A new paper in the scholarly journal Trends in Ecology and Evolution suggests that oral contraceptives may influence women’s choice of mates, with potentially enormous effects on their quality of life and their ultimate reproductive success.
Commonly used hormonal birth control methods such as Yasmin, Seasonale, Ortho Tri Cyclen, and Loestrin, while extremely effective at preventing unwanted pregnancy, may well have previously unsuspected effects on a woman’s choices of both long-term and short-term partners. This is of interest to the more than 100 million women around the globe who use oral contraceptives, and their sexual partners, too.
The paper, published October 9th, was authored by biologists Dr. Alexandra Alvergne and Dr. Virpi Lummaa at the University of Sheffield in England. It analyzed a large body of research that had gone before. Writes Dr. Alvergne, lead author of the study, “The use of the pill by women, by changing her mate preferences, might induce women to mate with otherwise less-preferred partners, which might have important consequences for mate choice and reproductive outcomes.”
Researchers have long known that women make different sexual choices during their most fertile phase than they do during the rest of the month. This is called “cycling mate preferences,†and quite simply, it means that most women choose more masculine and symmetrical faces when they are ovulating or close to ovulation. They are also uncharacteristically attracted to dominant males, and most likely to engage in infidelity at this time in their cycle. During the rest of their cycle — periods when the women are more likely to be infertile — they are more attracted to less masculine faces, and men who are better choices as long-term partners.

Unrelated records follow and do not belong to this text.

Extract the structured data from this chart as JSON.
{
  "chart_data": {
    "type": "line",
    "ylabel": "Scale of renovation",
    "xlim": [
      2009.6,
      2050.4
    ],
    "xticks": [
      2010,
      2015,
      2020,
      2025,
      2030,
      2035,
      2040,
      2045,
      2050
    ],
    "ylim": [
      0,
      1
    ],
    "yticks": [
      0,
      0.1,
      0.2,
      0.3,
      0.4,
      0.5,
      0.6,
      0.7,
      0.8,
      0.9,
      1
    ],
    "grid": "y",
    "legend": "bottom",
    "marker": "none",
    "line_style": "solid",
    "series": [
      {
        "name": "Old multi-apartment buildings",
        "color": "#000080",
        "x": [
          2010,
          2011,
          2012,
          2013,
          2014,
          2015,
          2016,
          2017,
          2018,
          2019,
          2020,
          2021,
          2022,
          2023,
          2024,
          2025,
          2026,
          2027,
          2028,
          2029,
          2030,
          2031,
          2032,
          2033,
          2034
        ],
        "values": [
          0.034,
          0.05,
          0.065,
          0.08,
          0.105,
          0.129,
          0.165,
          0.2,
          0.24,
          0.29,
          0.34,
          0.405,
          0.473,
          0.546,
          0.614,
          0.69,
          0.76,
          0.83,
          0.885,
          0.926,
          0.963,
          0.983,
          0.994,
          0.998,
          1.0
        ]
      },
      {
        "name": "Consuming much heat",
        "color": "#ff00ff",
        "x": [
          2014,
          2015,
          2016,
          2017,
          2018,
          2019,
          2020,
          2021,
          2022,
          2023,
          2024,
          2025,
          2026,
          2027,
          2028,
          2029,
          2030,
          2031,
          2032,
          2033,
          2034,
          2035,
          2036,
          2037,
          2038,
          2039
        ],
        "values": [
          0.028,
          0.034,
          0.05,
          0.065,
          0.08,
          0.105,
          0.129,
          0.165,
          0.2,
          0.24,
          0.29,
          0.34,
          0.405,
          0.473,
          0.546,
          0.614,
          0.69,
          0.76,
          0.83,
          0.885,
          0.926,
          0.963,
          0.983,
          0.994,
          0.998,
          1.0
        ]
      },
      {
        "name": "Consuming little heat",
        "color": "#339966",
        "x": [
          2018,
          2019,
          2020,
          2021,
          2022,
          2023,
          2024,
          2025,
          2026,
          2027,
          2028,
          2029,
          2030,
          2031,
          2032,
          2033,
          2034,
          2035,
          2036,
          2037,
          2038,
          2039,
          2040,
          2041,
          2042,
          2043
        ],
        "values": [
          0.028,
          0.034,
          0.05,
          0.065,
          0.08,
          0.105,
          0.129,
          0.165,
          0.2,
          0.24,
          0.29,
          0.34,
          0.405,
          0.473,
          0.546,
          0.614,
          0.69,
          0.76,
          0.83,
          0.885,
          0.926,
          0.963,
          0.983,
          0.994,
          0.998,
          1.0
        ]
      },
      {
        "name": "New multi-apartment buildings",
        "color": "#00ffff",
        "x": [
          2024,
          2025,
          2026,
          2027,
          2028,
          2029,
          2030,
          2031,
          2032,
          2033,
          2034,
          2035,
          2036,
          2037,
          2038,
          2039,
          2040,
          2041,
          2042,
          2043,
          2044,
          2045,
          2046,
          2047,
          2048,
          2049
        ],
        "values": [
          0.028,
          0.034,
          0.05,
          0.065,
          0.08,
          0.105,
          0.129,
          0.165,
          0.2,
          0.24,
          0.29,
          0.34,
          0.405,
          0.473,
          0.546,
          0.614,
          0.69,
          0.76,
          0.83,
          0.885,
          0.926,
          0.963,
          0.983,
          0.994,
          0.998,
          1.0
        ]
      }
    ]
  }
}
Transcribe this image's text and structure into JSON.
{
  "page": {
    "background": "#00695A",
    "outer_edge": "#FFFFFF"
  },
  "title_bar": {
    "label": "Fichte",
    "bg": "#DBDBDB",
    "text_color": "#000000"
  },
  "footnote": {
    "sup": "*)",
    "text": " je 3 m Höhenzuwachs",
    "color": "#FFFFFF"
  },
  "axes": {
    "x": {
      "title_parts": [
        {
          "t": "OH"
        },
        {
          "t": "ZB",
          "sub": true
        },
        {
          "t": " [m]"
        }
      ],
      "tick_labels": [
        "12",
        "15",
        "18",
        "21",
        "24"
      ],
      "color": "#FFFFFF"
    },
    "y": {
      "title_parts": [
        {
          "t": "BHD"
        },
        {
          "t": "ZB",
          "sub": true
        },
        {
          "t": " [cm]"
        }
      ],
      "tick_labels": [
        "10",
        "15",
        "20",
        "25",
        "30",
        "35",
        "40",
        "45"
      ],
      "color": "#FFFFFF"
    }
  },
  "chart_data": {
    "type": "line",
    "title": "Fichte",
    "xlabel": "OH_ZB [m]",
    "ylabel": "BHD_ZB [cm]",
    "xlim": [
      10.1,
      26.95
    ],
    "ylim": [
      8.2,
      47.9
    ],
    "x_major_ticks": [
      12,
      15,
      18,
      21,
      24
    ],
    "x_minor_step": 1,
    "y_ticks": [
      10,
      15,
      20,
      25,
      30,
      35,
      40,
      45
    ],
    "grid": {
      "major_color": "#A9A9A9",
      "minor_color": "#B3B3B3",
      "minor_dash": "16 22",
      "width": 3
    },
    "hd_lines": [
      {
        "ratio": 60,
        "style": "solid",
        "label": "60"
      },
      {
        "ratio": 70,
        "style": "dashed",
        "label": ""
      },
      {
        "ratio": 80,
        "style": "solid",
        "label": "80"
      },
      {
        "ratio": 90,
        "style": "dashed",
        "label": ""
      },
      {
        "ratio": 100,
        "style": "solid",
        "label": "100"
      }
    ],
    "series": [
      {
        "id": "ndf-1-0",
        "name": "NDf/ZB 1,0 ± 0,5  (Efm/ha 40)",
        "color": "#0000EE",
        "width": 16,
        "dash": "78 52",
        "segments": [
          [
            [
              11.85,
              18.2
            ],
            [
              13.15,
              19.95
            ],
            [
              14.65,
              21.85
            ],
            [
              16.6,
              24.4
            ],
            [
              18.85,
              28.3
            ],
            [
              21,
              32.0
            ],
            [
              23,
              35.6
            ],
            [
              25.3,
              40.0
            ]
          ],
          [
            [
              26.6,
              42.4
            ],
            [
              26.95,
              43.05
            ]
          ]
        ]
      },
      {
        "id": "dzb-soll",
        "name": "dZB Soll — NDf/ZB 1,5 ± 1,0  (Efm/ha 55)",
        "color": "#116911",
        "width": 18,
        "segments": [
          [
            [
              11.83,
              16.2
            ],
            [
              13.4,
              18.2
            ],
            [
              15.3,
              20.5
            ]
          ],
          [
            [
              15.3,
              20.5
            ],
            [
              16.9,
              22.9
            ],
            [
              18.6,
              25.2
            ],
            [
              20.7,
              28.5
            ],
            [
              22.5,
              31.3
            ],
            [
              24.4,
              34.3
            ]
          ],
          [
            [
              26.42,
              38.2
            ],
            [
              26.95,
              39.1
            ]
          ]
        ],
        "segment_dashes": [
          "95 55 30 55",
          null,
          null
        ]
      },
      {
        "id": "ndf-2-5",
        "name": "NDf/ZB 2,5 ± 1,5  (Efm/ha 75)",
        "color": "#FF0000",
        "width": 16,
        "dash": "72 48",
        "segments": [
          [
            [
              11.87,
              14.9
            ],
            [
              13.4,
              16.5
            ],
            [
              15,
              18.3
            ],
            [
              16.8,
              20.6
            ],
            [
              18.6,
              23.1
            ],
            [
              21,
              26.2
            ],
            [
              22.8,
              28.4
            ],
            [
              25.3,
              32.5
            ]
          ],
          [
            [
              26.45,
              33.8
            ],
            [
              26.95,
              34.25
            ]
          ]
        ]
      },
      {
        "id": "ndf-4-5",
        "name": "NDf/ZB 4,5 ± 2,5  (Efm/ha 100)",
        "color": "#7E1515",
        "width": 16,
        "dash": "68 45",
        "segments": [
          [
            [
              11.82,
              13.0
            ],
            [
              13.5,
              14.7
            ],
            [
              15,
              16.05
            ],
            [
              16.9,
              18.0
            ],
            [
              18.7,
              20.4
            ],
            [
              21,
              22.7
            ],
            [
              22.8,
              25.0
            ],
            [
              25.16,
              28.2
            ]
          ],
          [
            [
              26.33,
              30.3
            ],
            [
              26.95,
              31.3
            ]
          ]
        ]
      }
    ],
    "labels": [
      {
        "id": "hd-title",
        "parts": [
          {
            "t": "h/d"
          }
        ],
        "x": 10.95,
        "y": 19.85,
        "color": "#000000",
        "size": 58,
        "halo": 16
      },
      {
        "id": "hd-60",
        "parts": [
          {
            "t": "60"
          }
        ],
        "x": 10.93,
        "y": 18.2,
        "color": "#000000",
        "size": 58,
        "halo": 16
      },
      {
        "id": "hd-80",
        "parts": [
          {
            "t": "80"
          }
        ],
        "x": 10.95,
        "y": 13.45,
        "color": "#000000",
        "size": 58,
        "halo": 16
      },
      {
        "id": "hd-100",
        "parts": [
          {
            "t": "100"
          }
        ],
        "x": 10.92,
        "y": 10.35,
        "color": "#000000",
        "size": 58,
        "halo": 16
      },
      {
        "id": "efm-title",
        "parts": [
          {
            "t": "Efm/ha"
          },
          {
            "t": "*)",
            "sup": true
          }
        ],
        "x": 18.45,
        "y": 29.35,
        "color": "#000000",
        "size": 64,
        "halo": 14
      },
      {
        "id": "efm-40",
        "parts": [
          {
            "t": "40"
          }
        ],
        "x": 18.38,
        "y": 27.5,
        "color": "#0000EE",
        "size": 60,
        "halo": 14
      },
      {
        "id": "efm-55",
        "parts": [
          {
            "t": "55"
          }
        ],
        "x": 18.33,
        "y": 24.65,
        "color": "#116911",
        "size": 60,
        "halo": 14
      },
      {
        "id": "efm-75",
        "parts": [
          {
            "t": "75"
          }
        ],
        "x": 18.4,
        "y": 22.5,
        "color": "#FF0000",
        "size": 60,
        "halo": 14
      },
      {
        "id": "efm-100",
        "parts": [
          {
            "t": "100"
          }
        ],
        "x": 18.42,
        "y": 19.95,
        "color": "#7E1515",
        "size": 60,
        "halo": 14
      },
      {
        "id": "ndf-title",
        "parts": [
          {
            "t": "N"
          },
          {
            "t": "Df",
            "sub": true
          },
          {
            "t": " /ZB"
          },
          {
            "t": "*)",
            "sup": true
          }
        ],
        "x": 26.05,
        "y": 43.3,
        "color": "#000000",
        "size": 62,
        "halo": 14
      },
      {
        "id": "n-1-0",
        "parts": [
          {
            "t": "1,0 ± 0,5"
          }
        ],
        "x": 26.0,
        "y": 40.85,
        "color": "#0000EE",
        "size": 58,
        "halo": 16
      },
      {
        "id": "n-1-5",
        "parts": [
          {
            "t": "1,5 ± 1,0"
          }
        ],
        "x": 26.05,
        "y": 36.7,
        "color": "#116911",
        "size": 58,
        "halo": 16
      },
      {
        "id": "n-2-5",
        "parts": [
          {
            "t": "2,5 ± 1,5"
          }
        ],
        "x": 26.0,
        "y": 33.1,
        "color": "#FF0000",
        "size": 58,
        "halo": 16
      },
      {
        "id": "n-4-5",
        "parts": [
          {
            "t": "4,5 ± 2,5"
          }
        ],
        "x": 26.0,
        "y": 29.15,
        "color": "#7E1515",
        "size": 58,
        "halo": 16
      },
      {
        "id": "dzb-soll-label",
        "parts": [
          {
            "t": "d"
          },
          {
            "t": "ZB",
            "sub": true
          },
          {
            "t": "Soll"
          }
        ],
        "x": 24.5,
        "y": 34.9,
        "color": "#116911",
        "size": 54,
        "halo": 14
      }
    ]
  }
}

Oral contraceptives work by mimicking pregnancy and stifling ovulation, which flattens out the hormonal cycles usually experienced by a fertile woman. Why is this a concern? Says the paper:
New evidence suggests that the pill, by eliminating oestrus, changes the natural cycling preferences in women for markers of both genetic quality and compatibility in mates as well as natural cycling attractiveness to men. As compared with normally cycling women, pill users show no or weaker preferences for facial and vocal masculinity. For instance, the preferred face shape is more masculine during the high conception-probability phase of the menstrual cycle in non-pill users, but pill users do not show similar preference.
The possibility is that a woman could make a choice influenced by birth control that is perhaps not in her best reproductive interests. Even worse, with our cultural customs of lifelong mating and marriage, a woman could change her contraceptive practices and find that she is not attracted to her mate in the same fashion as she was when she was under the influence of prescribed hormones. Either of these outcomes could be devastating to a paired couple.
Oral contraceptives are still regarded as one of most effective forms of birth control available to women (they trail the intra-uterine device by a fraction of a percentage point, but the IUD is appropriate for fewer patients, and is rarely prescribed for women who have not already gone through childbirth). Birth control pills are affordable, simple to obtain, and work extremely well. However, this paper has given us all something to think about: the possibility that altering the hormonal cycles of the human female en masse could have significant reproductive effects for individual women, and the entire species, too.
More research is forthcoming in this arena, and the results are sure to be fascinating.